The Germinator: Scientists engineer machete-wielding cyborg plant
This weed whacks you.
An has inventor boggled minds online after apparently outfitting a plant with software that enables it to swing a machete like some sort of chlorophyll-consuming cyborg.
A video detailing the so-called “bushwhacker” currently boasts over 10.9 million views on Twitter as gawkers wonder about the usefulness of a weapon-wielding weed.
According to inventor David Bowen, the “plant machete” was created by outfitting a live philodendron — a genus of flowering plant — with software that processes its electrical signals and translates them into movement.

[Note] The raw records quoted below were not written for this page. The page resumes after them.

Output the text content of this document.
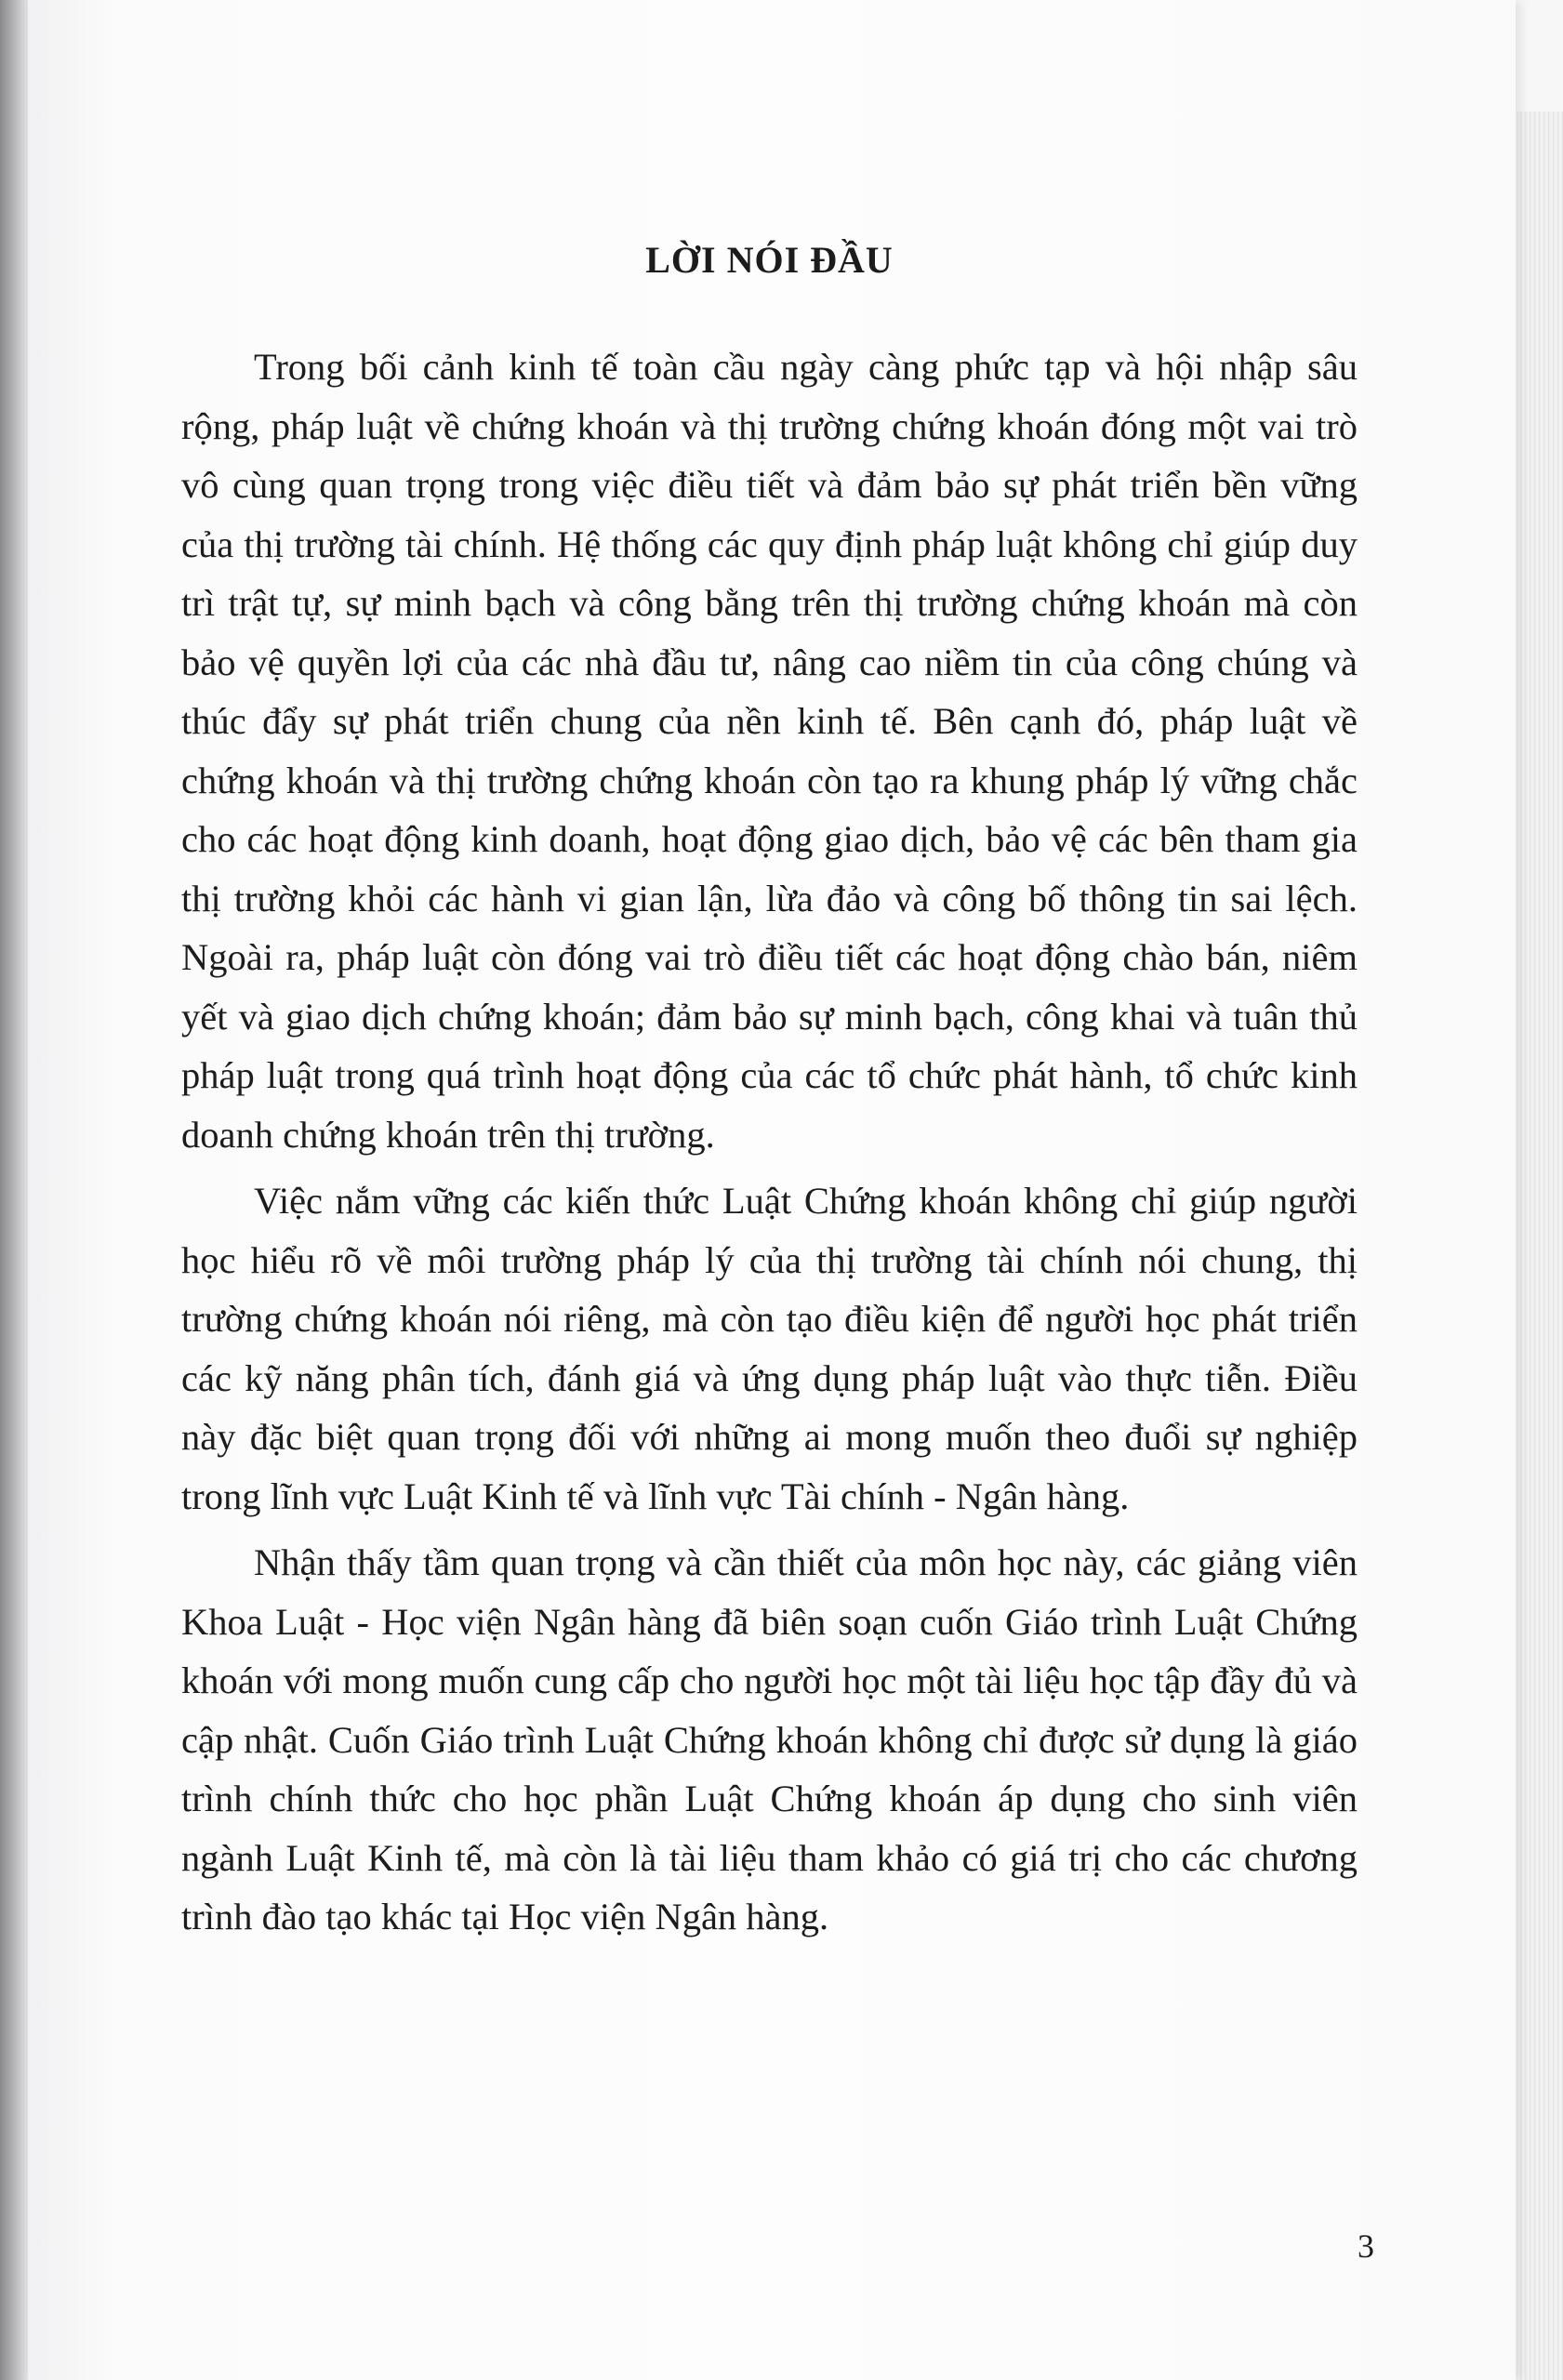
LỜI NÓI ĐẦU

Trong bối cảnh kinh tế toàn cầu ngày càng phức tạp và hội nhập sâu rộng, pháp luật về chứng khoán và thị trường chứng khoán đóng một vai trò vô cùng quan trọng trong việc điều tiết và đảm bảo sự phát triển bền vững của thị trường tài chính. Hệ thống các quy định pháp luật không chỉ giúp duy trì trật tự, sự minh bạch và công bằng trên thị trường chứng khoán mà còn bảo vệ quyền lợi của các nhà đầu tư, nâng cao niềm tin của công chúng và thúc đẩy sự phát triển chung của nền kinh tế. Bên cạnh đó, pháp luật về chứng khoán và thị trường chứng khoán còn tạo ra khung pháp lý vững chắc cho các hoạt động kinh doanh, hoạt động giao dịch, bảo vệ các bên tham gia thị trường khỏi các hành vi gian lận, lừa đảo và công bố thông tin sai lệch. Ngoài ra, pháp luật còn đóng vai trò điều tiết các hoạt động chào bán, niêm yết và giao dịch chứng khoán; đảm bảo sự minh bạch, công khai và tuân thủ pháp luật trong quá trình hoạt động của các tổ chức phát hành, tổ chức kinh doanh chứng khoán trên thị trường.

Việc nắm vững các kiến thức Luật Chứng khoán không chỉ giúp người học hiểu rõ về môi trường pháp lý của thị trường tài chính nói chung, thị trường chứng khoán nói riêng, mà còn tạo điều kiện để người học phát triển các kỹ năng phân tích, đánh giá và ứng dụng pháp luật vào thực tiễn. Điều này đặc biệt quan trọng đối với những ai mong muốn theo đuổi sự nghiệp trong lĩnh vực Luật Kinh tế và lĩnh vực Tài chính - Ngân hàng.

Nhận thấy tầm quan trọng và cần thiết của môn học này, các giảng viên Khoa Luật - Học viện Ngân hàng đã biên soạn cuốn Giáo trình Luật Chứng khoán với mong muốn cung cấp cho người học một tài liệu học tập đầy đủ và cập nhật. Cuốn Giáo trình Luật Chứng khoán không chỉ được sử dụng là giáo trình chính thức cho học phần Luật Chứng khoán áp dụng cho sinh viên ngành Luật Kinh tế, mà còn là tài liệu tham khảo có giá trị cho các chương trình đào tạo khác tại Học viện Ngân hàng.

3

“The system uses an open source micro-controller connected to the plant to read varying resistance signals across the plant’s leaves,” Bowen writes on his site regarding the “Poison Ivy”-evoking invention. “Using custom software, these signals are mapped in real-time to the movements of the joints of the industrial robot holding a machete.”
The artist added, “In this way, the movements of the machete are determined based on input from the plant.”
Bowen said the micocontroller is essentially the brain of the robot “controlling the machete determining how it swings, jabs, slices and interacts in space.” Think the way Alex Murphy’s human-bot brain allows him to control his synthetic body in “Robocop.”
Accompanying footage shows the slice-n-dicing shrubbery twirling the machete with the deftness and fluidity of a samurai.
It’s yet unclear what the plant machete’s purpose would be, other than perhaps being used by eco-terrorists to give illegal loggers ironic comeuppance.
Bowen hasn’t yet replied to the Post’s request for comment.
However, the dystopian bush-bot certainly made an impression on Twitter with one social media personality, Rex Chapman, writing: “Why????????”
“While you studied photosynthesis I studied the blade,” quipped one Twitter wit, while another joked: “watched out vegans.”
“I can’t wait to get home, approach my wife, show the video, explain why there was a tweet of a plant swinging a machete, and then show her this tweet,” exclaimed one viewer. “It’s going to be hilarious if I can get it done.”
This isn’t the first time inventors have freaked out the internet with a bizarre cybernetic hybrid. This summer, Texas scientists developed veritable spider-bots by robotically manipulating dead arachnids so they can grasp objects with their legs.